Is high school football a news event or a commodity?

High school football games are played on publicly subsidized fields, and organized by publicly salaried coaches and athletic directors. Can a state’s high school athletic association sign away exclusive broadcast rights for these intrinsically public events to a single for-profit contractor?

The 7th U.S. Circuit Court of Appeals is poised to answer that question in the case of Wisconsin Interscholastic Athletic Association v. Gannett Co., argued earlier this month before a three-judge panel in Chicago.

The case originated when a Gannett newspaper in Appleton, Wis., live-streamed four local high school football games on its website. The WIAA had sold the rights to postseason games to a private vendor, American Hi-Fi, which demanded that the newspaper pay a licensing fee or cease airing the games.

In June 2010, a federal district judge sided with the athletic association and found no violation of the First Amendment or Equal Protection Clause in the exclusive webcasting arrangement. Gannett appealed, and its case was heard Jan. 14 before the Seventh Circuit.

While it is doubtful that James Madison was contemplating Internet streaming of the Quad-A semifinals while drafting the Bill of Rights, the broader constitutional principles at issue are significant — and fascinating.

Gannett, represented by prominent media-law expert Robert Dreps, argues that a high school football game is fundamentally a news event. While the government may impose some rational limitations on broadcasters for logistical reasons — e.g., limiting the number of camera crews in a small courtroom — it may not condition the exercise of First Amendment rights on the ability to pay, or make discriminatory distinctions between otherwise-comparable media entities.

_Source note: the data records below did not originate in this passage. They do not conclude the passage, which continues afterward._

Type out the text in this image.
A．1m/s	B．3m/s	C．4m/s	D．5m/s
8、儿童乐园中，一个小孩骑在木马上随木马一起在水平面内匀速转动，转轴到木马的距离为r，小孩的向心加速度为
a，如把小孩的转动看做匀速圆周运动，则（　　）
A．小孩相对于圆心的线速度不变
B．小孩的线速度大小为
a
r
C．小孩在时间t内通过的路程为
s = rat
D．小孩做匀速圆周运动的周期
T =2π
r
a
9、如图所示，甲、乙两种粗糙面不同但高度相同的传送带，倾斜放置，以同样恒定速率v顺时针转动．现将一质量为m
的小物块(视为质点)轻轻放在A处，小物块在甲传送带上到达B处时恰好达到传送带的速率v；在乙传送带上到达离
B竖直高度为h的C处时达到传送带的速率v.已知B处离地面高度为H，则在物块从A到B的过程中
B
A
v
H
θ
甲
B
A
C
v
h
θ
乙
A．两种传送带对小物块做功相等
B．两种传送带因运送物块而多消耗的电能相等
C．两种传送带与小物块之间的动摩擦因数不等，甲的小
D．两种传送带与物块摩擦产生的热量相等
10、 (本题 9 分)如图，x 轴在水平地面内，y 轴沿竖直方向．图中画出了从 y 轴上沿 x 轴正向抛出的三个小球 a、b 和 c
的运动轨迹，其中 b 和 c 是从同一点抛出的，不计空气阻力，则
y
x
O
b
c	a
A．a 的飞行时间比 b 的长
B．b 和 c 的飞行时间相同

Once it is established that there is no logistical reason to preclude Gannett from having cameras at the game, then the government may not dictate what scenes from the game, or how much of it, Gannett decides is newsworthy.

The WIAA and American Hi-Fi say all this hifalutin talk about freedom of the press and newsworthiness is hogwash, and that there’s a big difference between covering a news event journalistically versus offering the entire event as entertainment viewing. So far, the courts have agreed with them.

Notably, the WIAA policy at issue did not merely ban the webcasting of complete games; it purported to ban the distribution of any video clip longer than two minutes, in any medium and for any purpose. The district court was able to discount what Gannett wants to do as a profit-seeking entertainment enterprise rather than journalism. But there are times when a more indisputably journalistic use (such as a documentary film, for instance) might require more than a two-minute snippet.

If the appeals court affirms the lower court’s relatively narrow ruling in favor of the athletic association, it still will not answer the more salient question for routine journalistic coverage: namely,whether the Constitution prohibits seemingly arbitrary limits on the length of highlight clips and the duration for which clips can remain web-posted. That is an issue with far broader implications beyond Wisconsin high schools, as big-time college conferences are increasingly imposing some of the same restrictions on the media’s use of images from their sporting events.